Friday, November 11, 2022

The Right Word

If the pen is mightier than the sword, think of how powerful the one right word can be. Mark Twain recognized this when he claimed "the difference between the right word and the almost right word is the difference between lightning and a lightning bug." The difference in illumination is immense.

The NYT loves to pat itself on the back. It does this in their second page, A section feature called: "Inside the Times: The Story Behind the Story." Their self-praise is often justified. 

Take yesterday's essay on writing on deadline for obituaries.

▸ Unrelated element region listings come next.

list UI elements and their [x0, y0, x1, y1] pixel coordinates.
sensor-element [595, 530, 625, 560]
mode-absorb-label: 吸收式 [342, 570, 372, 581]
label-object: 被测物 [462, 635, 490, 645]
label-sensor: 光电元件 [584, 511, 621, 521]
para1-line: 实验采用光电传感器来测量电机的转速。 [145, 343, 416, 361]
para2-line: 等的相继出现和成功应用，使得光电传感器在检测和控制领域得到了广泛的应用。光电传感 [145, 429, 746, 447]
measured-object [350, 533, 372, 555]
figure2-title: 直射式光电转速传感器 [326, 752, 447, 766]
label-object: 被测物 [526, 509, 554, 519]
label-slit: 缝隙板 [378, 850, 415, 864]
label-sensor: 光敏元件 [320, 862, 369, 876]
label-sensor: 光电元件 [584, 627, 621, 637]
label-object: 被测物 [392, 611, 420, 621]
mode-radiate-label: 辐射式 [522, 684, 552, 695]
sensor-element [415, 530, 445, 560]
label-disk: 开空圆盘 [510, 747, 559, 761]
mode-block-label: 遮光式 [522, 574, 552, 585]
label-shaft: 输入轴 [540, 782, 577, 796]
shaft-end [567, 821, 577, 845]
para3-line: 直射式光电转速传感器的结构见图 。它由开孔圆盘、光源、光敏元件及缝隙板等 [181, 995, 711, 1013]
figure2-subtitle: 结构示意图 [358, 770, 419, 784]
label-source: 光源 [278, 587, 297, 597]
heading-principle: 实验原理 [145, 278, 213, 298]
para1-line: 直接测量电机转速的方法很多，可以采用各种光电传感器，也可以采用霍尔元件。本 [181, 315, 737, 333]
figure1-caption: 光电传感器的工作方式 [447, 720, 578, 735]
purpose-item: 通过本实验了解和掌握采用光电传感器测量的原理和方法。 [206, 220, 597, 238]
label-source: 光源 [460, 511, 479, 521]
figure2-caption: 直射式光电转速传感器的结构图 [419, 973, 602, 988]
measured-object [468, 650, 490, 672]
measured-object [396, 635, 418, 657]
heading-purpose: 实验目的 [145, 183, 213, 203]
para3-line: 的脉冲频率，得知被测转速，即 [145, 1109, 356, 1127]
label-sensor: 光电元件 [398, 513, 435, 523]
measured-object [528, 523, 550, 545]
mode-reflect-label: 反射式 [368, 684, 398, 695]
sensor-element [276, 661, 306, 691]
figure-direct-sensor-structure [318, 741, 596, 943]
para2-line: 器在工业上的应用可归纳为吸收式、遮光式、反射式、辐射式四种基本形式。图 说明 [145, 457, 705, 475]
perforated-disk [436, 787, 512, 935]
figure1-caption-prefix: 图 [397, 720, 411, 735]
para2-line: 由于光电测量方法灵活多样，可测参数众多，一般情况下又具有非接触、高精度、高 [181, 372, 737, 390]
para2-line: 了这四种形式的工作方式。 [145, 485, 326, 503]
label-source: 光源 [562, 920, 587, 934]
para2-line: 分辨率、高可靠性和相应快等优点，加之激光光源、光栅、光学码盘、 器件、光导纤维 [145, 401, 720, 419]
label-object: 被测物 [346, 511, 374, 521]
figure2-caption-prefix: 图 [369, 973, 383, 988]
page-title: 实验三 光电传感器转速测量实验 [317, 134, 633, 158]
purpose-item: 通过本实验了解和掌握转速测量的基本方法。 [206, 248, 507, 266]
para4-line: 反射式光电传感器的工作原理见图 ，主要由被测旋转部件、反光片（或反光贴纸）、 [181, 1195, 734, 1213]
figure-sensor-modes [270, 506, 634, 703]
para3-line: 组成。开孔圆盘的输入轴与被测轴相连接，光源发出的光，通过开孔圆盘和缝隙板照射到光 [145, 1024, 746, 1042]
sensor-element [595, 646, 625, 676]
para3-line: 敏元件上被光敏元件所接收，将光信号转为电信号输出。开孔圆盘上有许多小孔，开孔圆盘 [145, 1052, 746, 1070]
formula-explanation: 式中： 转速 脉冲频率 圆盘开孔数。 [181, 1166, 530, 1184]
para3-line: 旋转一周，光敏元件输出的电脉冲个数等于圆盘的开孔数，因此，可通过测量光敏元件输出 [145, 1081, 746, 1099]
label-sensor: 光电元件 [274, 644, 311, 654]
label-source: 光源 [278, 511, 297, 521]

Obituaries are perhaps my favorite section of the paper, and not driven by any morbid sense, but rather by how informative and often witty they are.

Yesterday's piece pours the praise on Neil Genzlinger and Clay Risen, relatively new bylines to the desk. I find Mr. Risen to be particularly clever on occasions when he slips in the lightning word, or ends with a great kicker. And he did this when we wrote yesterday of Paul Morantz, a California lawyer and investigative journalist who campaigned against cults, who has just passed away at 77.

Mr. Morantz holds the unenviable position of being the target of an assassination attempt by a set of his enemies who placed a rattlesnake in his mail box. Mr. Morantz went to retrieve his mail not noticing the snake that subsequently bit the hand that wasn't there to feed it. Mr. Morantz nearly died from the reaction to the snake's poisonous bite. 

The two perpetrators, the dirty tricks muscle for Charles Dederich, leader of a cult-like organization called Synanon, were convicted and served light prison sentences. Charles Dederich, received a suspended sentence for ordering the attempt on Mr. Morantz's life.   

Undeterred, Mr. Morantz continued his battle against the cults that were popping up in the '70s in California in an atmosphere that Mr. Risen described as "the post-hippie weirdness that was California in the 1970s."

"Weirdness," the one word that captures the trend of an entire era that probably still exists to this day. The succinctness of the word reminds me of a Margalit Fox obituary on Delbert Mann, a producer of the TV movie Heidi that NBC felt compelled to air at the "ultrapunctual" time of 7:00 P.M. EST rather than the completion of a close scoring, seesaw NY Jets-Oakland Raiders AFL football game in 1968. (I remember the famous preemption. Boy, did NBC take a lot of heat over that one.)

My oldest daughter, who just now turned 44, given the chance to refer to California somehow always  works in her definition of the place as "the land of the fruits and nuts."

Mr. Risen is a fairly new addition to the obituaries desk that is no longer the purgatory part of a newspaper where the dinosaurs are sent to get old enough to receive their pensions. His background as a writer on bourbon and Teddy Roosevelt would seem to belie an obit desk assignment. But the quality of the writing puts him there continuing the Gold Standard the NYT has for tribute obituaries.

When possible, a tribute obituary will end with a so-called "kicker," a humorous anecdote about the deceased, or a quote from them. Mr. Risen doesn't disappoint when he ends Mr. Morantz's obituary with his answer to the person who asked him, "how do you know when you're in a cult." Easy, the answer is  held in your hands.

Mr. Morantz replied: "Count the number of Hollywood stars in it. If you get past five, you are in one."